Aviation programs create new Hillsboro education pathway curriculum for high schoolers
A new education pathway is giving under-represented high school students in Hillsboro a chance at flying high in the field of aviation.
Portland Community College has partnered with the Hillsboro School District on its new Oregon Aerospace Careers for Everyone (O-ACE) Program. This is a training pathway program for high school students interested in careers as aviation maintenance technicians, avionics technicians, or professional pilots. A big goal of the program is to diversify the aviation industry by introducing more nontraditional and under-represented candidates, like women and people of color, to the field.
PCC’s Aviation Science and Aviation Maintenance Technology faculty helped design the curriculum for the classes to match courses offered in their programs. Students in the pathway can earn dual college credits through PCC and can participate in a non-profit “Flight Club,” created and operated by PCC students. This club allows students access to aviation activities after school.
Dual Credit at PCC
Like the Oregon Aerospace Careers for Everyone Program, the Dual Credit Program offers local high school students the opportunity to earn college credit. These classes are regular PCC courses, but taught at a high school by an approved high school teacher.
According to a report by Boeing, in the next 20 years the aviation industry will face an immense shortage of skilled workers to maintain the North American fleet with pilot demand totaling approximately 208,000, technicians at 192,000 and cabin crew at about 169,000. By unlocking the doors to aviation careers to historically under-represtented students, the better chance the industry has at filling this demand.
Chris Barber, a Southwest Airlines pilot and an Oregon Airshow Charitable Foundation board member, initially approached PCC about creating a program that could spur interest in aviation for high school students. It is estimated that 93% of the industry’s professional pilots are made up of white males.
“As an airline pilot I recognize that our community looks very similar to myself,” said Barber, who is white. “We do not do a very good job of recruiting females or people of color to the aviation community. We need to diversify because there’s a huge shortfall.”

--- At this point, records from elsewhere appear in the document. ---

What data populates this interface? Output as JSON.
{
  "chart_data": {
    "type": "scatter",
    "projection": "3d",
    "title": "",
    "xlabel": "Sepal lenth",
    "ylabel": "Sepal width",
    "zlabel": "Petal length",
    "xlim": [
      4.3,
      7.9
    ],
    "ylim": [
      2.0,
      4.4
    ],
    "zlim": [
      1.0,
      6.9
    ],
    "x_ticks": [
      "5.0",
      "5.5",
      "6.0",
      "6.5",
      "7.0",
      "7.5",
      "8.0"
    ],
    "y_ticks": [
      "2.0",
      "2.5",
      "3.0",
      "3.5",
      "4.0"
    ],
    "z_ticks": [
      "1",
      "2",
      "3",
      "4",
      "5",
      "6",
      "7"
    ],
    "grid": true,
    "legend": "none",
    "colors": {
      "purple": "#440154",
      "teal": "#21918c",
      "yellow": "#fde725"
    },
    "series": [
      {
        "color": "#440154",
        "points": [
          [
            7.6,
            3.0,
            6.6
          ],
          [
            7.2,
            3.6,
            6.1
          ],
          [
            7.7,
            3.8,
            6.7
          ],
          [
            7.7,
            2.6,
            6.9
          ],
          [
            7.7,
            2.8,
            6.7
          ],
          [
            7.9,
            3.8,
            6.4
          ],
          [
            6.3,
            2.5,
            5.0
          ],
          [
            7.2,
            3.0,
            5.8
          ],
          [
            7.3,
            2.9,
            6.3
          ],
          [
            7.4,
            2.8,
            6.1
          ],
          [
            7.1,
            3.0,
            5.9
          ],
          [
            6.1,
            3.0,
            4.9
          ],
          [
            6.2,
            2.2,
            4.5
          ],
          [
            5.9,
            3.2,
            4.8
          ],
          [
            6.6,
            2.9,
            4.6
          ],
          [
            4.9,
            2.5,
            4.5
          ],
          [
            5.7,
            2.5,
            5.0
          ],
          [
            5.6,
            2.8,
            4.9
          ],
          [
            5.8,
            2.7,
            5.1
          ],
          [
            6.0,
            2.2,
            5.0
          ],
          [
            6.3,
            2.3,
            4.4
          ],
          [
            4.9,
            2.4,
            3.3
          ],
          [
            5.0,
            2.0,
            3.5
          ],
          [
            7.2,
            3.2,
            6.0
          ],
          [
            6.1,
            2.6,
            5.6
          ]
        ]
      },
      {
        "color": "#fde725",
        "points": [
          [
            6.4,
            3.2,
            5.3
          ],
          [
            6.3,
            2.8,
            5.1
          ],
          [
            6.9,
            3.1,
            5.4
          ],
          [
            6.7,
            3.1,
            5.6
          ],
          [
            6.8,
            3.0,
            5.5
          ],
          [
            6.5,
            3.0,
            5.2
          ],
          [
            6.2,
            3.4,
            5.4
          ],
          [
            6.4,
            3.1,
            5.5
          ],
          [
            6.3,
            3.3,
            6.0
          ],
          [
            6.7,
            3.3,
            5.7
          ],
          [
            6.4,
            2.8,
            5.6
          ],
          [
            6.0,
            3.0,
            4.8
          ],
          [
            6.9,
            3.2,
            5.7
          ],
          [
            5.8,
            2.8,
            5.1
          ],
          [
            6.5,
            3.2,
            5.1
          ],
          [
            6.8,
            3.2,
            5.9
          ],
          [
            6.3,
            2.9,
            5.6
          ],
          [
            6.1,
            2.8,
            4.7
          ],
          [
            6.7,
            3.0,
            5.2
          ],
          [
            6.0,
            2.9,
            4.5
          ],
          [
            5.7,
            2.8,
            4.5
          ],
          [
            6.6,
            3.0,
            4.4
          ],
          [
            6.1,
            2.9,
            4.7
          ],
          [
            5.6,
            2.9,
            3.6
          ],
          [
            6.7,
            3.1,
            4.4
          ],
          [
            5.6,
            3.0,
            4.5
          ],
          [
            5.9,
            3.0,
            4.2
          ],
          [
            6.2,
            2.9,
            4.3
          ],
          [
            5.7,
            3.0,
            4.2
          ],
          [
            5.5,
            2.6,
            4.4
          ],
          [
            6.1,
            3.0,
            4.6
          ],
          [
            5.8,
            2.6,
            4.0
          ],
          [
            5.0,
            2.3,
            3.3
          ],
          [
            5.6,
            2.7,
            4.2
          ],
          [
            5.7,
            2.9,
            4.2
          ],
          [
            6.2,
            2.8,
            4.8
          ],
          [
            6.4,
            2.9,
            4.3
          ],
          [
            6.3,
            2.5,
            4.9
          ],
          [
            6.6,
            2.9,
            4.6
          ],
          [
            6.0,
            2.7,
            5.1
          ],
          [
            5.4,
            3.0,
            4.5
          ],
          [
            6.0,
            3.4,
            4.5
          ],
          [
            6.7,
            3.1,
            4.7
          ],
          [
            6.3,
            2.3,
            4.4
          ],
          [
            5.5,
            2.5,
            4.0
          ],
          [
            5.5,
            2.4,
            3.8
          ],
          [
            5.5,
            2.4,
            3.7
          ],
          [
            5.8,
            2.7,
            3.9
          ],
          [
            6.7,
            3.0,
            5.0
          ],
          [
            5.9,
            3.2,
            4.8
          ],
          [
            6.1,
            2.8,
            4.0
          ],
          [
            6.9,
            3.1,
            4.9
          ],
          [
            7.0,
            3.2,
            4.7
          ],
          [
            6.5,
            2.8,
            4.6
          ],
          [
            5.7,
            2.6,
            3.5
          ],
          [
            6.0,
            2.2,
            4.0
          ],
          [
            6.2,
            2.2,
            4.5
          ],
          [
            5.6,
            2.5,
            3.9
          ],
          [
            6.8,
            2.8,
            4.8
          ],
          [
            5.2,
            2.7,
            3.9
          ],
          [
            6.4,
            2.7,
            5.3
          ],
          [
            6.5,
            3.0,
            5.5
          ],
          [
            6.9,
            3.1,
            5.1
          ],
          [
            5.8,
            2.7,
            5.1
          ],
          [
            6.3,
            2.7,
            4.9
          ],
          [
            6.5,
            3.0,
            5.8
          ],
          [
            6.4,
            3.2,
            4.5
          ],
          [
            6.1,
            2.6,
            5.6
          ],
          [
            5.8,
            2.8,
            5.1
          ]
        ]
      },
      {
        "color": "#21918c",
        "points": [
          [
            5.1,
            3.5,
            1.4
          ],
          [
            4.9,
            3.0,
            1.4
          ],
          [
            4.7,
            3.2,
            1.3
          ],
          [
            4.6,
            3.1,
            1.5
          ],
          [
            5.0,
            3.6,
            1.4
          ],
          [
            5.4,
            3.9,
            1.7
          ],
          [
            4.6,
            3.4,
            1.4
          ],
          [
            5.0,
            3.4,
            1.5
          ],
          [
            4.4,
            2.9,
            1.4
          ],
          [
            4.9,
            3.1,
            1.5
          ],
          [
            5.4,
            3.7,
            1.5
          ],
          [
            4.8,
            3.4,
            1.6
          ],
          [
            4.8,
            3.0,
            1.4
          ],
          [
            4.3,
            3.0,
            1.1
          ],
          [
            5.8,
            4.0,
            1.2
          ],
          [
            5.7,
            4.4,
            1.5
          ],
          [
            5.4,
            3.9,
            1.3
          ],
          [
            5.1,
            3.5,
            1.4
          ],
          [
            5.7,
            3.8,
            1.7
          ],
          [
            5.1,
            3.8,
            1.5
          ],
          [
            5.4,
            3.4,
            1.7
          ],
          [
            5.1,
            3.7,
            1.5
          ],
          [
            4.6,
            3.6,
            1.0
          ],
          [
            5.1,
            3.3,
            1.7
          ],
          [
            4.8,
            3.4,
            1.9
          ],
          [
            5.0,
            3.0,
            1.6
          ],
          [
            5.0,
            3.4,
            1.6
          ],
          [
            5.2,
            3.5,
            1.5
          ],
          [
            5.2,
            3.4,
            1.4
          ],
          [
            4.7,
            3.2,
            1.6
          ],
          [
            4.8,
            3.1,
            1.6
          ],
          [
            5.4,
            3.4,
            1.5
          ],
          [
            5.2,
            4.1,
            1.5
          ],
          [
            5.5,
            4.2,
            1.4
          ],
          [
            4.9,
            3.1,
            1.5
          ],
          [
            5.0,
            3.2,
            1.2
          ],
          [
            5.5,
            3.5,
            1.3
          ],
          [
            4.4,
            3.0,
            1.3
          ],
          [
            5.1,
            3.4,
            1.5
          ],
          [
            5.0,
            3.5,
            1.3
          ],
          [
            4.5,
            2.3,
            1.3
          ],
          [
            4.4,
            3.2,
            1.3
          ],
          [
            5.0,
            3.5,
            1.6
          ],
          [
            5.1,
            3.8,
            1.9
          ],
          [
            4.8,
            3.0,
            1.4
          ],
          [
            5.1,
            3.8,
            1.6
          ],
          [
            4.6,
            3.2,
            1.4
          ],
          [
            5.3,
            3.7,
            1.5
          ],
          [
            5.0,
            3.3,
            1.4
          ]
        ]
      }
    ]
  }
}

As a result, PCC, the Hillsboro School District, the Oregon Air Show Charitable Foundation Board and the Port of Portland all came together to make the educational pathway happen. The Port of Portland provided classroom space at the airport’s terminal building in the form of the former KUIK radio station studios, which has expansive views of the airport’s tarmac. The Oregon Air Show Charitable Foundation funded the renovation along with donations of services from local businesses.
The renovation and remodel was led by experienced volunteers from the Hillsboro Rotary Club, Hillsboro School District, Oregon International Air Show, Port of Portland and the Oregon Air Show Charitable Foundation. In total, the partners tallied 1,800 to 2,000 volunteer hours to make this project happen.
“Our mission is to enhance the region’s economy and quality of life through trade and transportation,” said Steve Nakana, social equity manager for the Port of Portland. “Breaking down barriers and providing equitable, educational opportunities is critical to our roadmap for regional prosperity and we are proud to partner with O-ACE in their endeavor to expose students to career pathways in the aviation industry.”
Students from any Hillsboro high school are eligible to apply for the O-ACE Program with courses built into the students’ daily schedule. They can start taking aviation immersion courses and summer boot camps in addition to college-level credit classes. By the time they graduate, they will have amassed 16 dual credits for Aviation Science or up to 13 credits for Aviation Maintenance through PCC and can seamlessly transition into either program.
The first-ever cohort started this year and has nearly 40 students from around the school district enrolled.
“Many students within the district will never get the opportunity to experience aviation mainly because of the cost,” said Sheryl Fisher, a bilingual licensed pilot who teaches the classes. “This program gives students more career choices in their lives.”